Figure 5Suggested association between amino acids and DPN development. (a) Schematic showing direct relation between decreased metabolite NAA and decreased gene transcript NAT8L, created with BioRender. NAA is synthesized in the mitochondria from Asp by NAT8L. NAA is then transported to Schwann cells, where it is a precursor for myelin lipids. (b) Schematic showing suggested interplay between identified molecular changes, created with BioRender.

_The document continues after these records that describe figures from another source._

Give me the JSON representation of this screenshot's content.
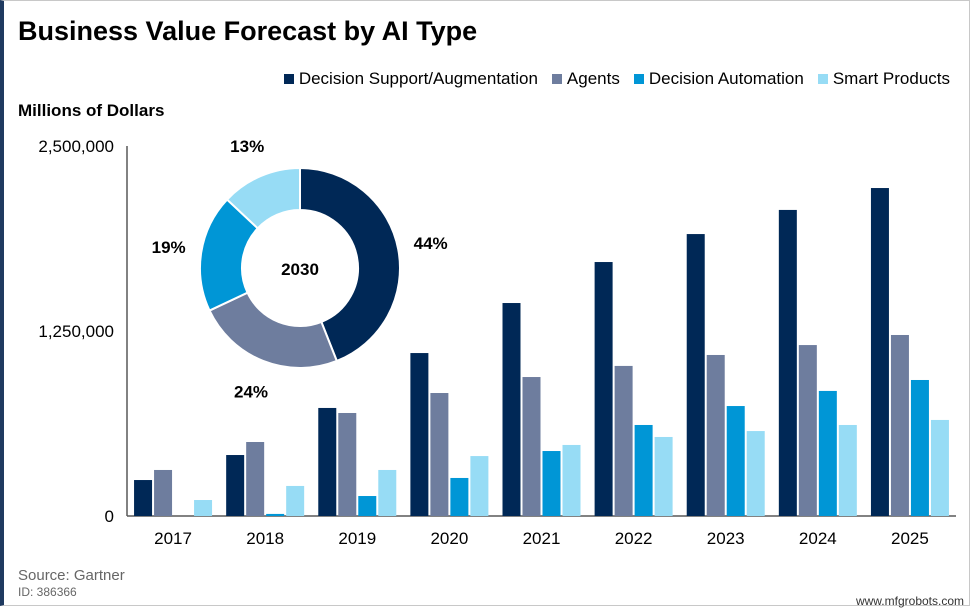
{
  "chart_data": {
    "type": "bar",
    "title": "Business Value Forecast by AI Type",
    "ylabel": "Millions of Dollars",
    "ylim": [
      0,
      2500000
    ],
    "yticks": [
      "0",
      "1,250,000",
      "2,500,000"
    ],
    "grid": false,
    "legend_position": "top-right",
    "categories": [
      "2017",
      "2018",
      "2019",
      "2020",
      "2021",
      "2022",
      "2023",
      "2024",
      "2025"
    ],
    "series": [
      {
        "name": "Decision Support/Augmentation",
        "color": "#002856",
        "values": [
          243000,
          412000,
          730000,
          1101000,
          1439000,
          1716000,
          1905000,
          2068000,
          2216000
        ]
      },
      {
        "name": "Agents",
        "color": "#6E7D9E",
        "values": [
          311000,
          500000,
          696000,
          831000,
          939000,
          1014000,
          1088000,
          1155000,
          1223000
        ]
      },
      {
        "name": "Decision Automation",
        "color": "#0096D6",
        "values": [
          0,
          14000,
          135000,
          257000,
          439000,
          615000,
          743000,
          845000,
          919000
        ]
      },
      {
        "name": "Smart Products",
        "color": "#97DCF5",
        "values": [
          108000,
          203000,
          311000,
          405000,
          480000,
          534000,
          574000,
          615000,
          649000
        ]
      }
    ],
    "inset": {
      "type": "pie",
      "center_label": "2030",
      "slices": [
        {
          "series": "Decision Support/Augmentation",
          "value": 44,
          "label": "44%"
        },
        {
          "series": "Agents",
          "value": 24,
          "label": "24%"
        },
        {
          "series": "Decision Automation",
          "value": 19,
          "label": "19%"
        },
        {
          "series": "Smart Products",
          "value": 13,
          "label": "13%"
        }
      ]
    }
  },
  "source": "Source: Gartner",
  "id": "ID: 386366",
  "watermark": "www.mfgrobots.com"
}
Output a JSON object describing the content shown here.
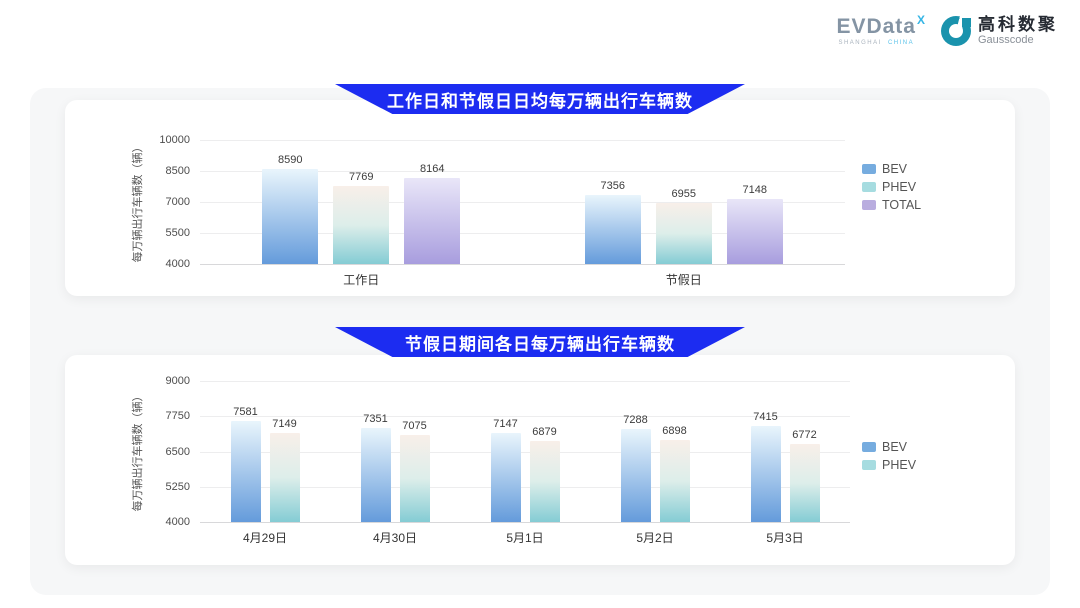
{
  "header": {
    "evdata": {
      "word": "EVData",
      "sup": "X",
      "sub1": "SHANGHAI",
      "sub2": "CHINA"
    },
    "gausscode": {
      "cn": "高科数聚",
      "en": "Gausscode",
      "color": "#1a93ad"
    }
  },
  "banner_color": "#1c2cf1",
  "chart_data": [
    {
      "type": "bar",
      "title": "工作日和节假日日均每万辆出行车辆数",
      "ylabel": "每万辆出行车辆数（辆）",
      "ylim": [
        4000,
        10000
      ],
      "yticks": [
        10000,
        8500,
        7000,
        5500,
        4000
      ],
      "grid": true,
      "legend_position": "right",
      "categories": [
        "工作日",
        "节假日"
      ],
      "series": [
        {
          "name": "BEV",
          "values": [
            8590,
            7356
          ],
          "legend_color": "#76acdf",
          "bar_top": "#e9f5fc",
          "bar_bottom": "#649bdb"
        },
        {
          "name": "PHEV",
          "values": [
            7769,
            6955
          ],
          "legend_color": "#a6dce0",
          "bar_top": "#f8efe9",
          "bar_mid": "#ddeeea",
          "bar_bottom": "#84ccd4"
        },
        {
          "name": "TOTAL",
          "values": [
            8164,
            7148
          ],
          "legend_color": "#b9addf",
          "bar_top": "#e9e6f8",
          "bar_bottom": "#a89dde"
        }
      ]
    },
    {
      "type": "bar",
      "title": "节假日期间各日每万辆出行车辆数",
      "ylabel": "每万辆出行车辆数（辆）",
      "ylim": [
        4000,
        9000
      ],
      "yticks": [
        9000,
        7750,
        6500,
        5250,
        4000
      ],
      "grid": true,
      "legend_position": "right",
      "categories": [
        "4月29日",
        "4月30日",
        "5月1日",
        "5月2日",
        "5月3日"
      ],
      "series": [
        {
          "name": "BEV",
          "values": [
            7581,
            7351,
            7147,
            7288,
            7415
          ],
          "legend_color": "#76acdf",
          "bar_top": "#e9f5fc",
          "bar_bottom": "#649bdb"
        },
        {
          "name": "PHEV",
          "values": [
            7149,
            7075,
            6879,
            6898,
            6772
          ],
          "legend_color": "#a6dce0",
          "bar_top": "#f8efe9",
          "bar_mid": "#ddeeea",
          "bar_bottom": "#84ccd4"
        }
      ]
    }
  ]
}
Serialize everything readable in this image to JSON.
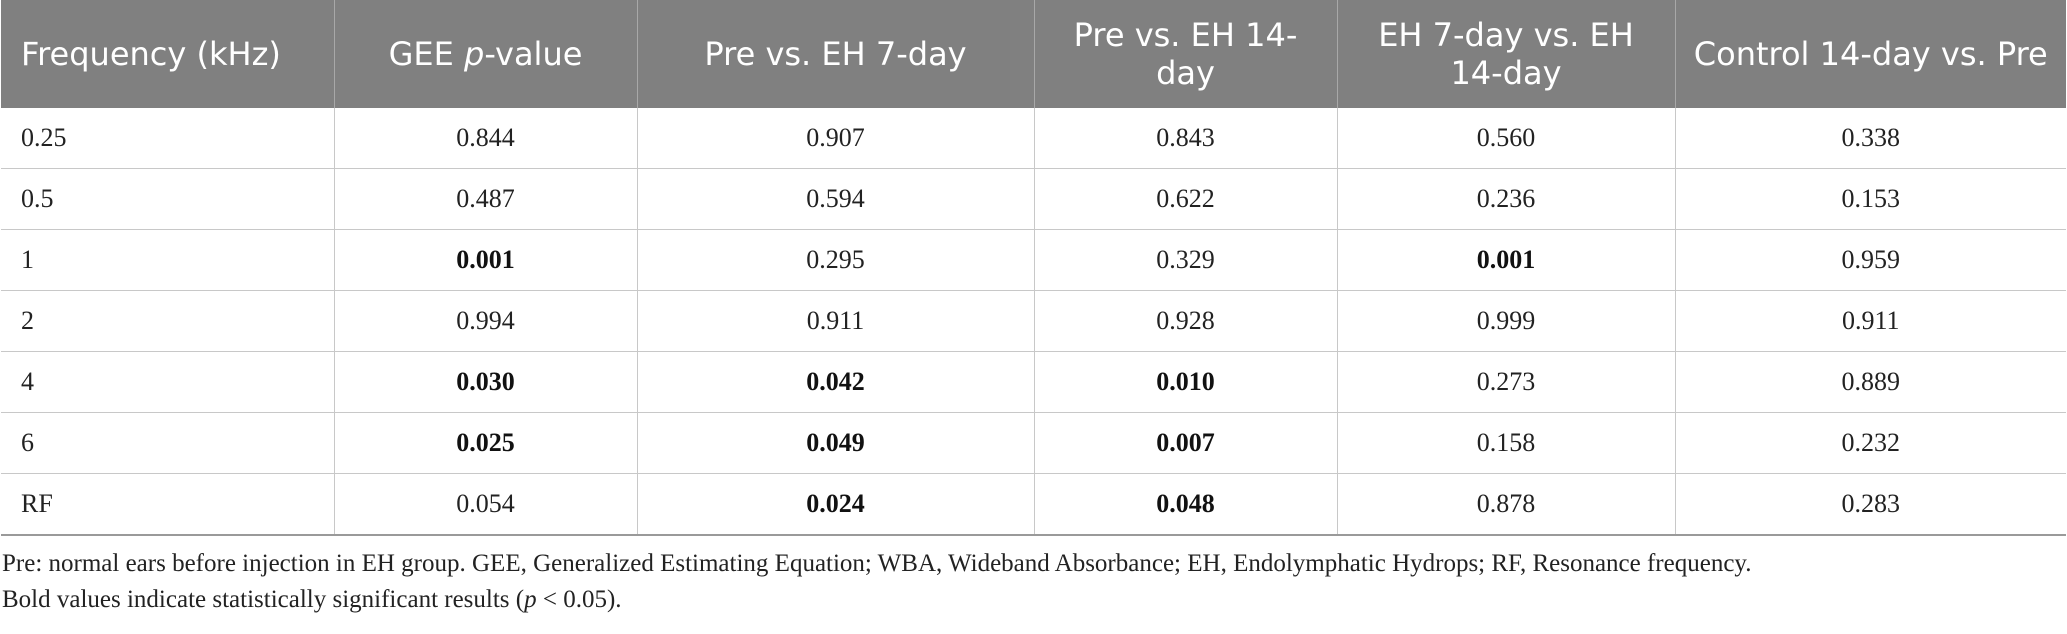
{
  "table": {
    "headers": [
      {
        "pre": "Frequency (kHz)",
        "em": "",
        "post": ""
      },
      {
        "pre": "GEE ",
        "em": "p",
        "post": "-value"
      },
      {
        "pre": "Pre vs. EH 7-day",
        "em": "",
        "post": ""
      },
      {
        "pre": "Pre vs. EH 14-day",
        "em": "",
        "post": ""
      },
      {
        "pre": "EH 7-day vs. EH 14-day",
        "em": "",
        "post": ""
      },
      {
        "pre": "Control 14-day vs. Pre",
        "em": "",
        "post": ""
      }
    ],
    "rows": [
      {
        "cells": [
          "0.25",
          "0.844",
          "0.907",
          "0.843",
          "0.560",
          "0.338"
        ],
        "bold": [
          false,
          false,
          false,
          false,
          false,
          false
        ]
      },
      {
        "cells": [
          "0.5",
          "0.487",
          "0.594",
          "0.622",
          "0.236",
          "0.153"
        ],
        "bold": [
          false,
          false,
          false,
          false,
          false,
          false
        ]
      },
      {
        "cells": [
          "1",
          "0.001",
          "0.295",
          "0.329",
          "0.001",
          "0.959"
        ],
        "bold": [
          false,
          true,
          false,
          false,
          true,
          false
        ]
      },
      {
        "cells": [
          "2",
          "0.994",
          "0.911",
          "0.928",
          "0.999",
          "0.911"
        ],
        "bold": [
          false,
          false,
          false,
          false,
          false,
          false
        ]
      },
      {
        "cells": [
          "4",
          "0.030",
          "0.042",
          "0.010",
          "0.273",
          "0.889"
        ],
        "bold": [
          false,
          true,
          true,
          true,
          false,
          false
        ]
      },
      {
        "cells": [
          "6",
          "0.025",
          "0.049",
          "0.007",
          "0.158",
          "0.232"
        ],
        "bold": [
          false,
          true,
          true,
          true,
          false,
          false
        ]
      },
      {
        "cells": [
          "RF",
          "0.054",
          "0.024",
          "0.048",
          "0.878",
          "0.283"
        ],
        "bold": [
          false,
          false,
          true,
          true,
          false,
          false
        ]
      }
    ]
  },
  "notes": {
    "line1": "Pre: normal ears before injection in EH group. GEE, Generalized Estimating Equation; WBA, Wideband Absorbance; EH, Endolymphatic Hydrops; RF, Resonance frequency.",
    "line2_pre": "Bold values indicate statistically significant results (",
    "line2_em": "p",
    "line2_post": " < 0.05)."
  }
}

Briefly, amino acid starvation can impair mitochondrial function as well as inhibit protein translation, resulting in ER stress. Impaired function of the mitochondria and ER can also lead to disrupted crosstalk between these organelles and thus disrupted phospholipid synthesis. Disrupted mitochondrial function can also impair NAA synthesis, impacting glial-neuronal structures. Changes to the extracellular matrix can be related to ER stress and amino acid uptake. Finally, both ER stress and amino acid depletion can induce hyperphosphorylation of eEF2, thus inhibiting protein translation. Known molecular relationships are marked with solid lines, while relationships which are suggested by literature, but not well studied are indicated with dashed arrows.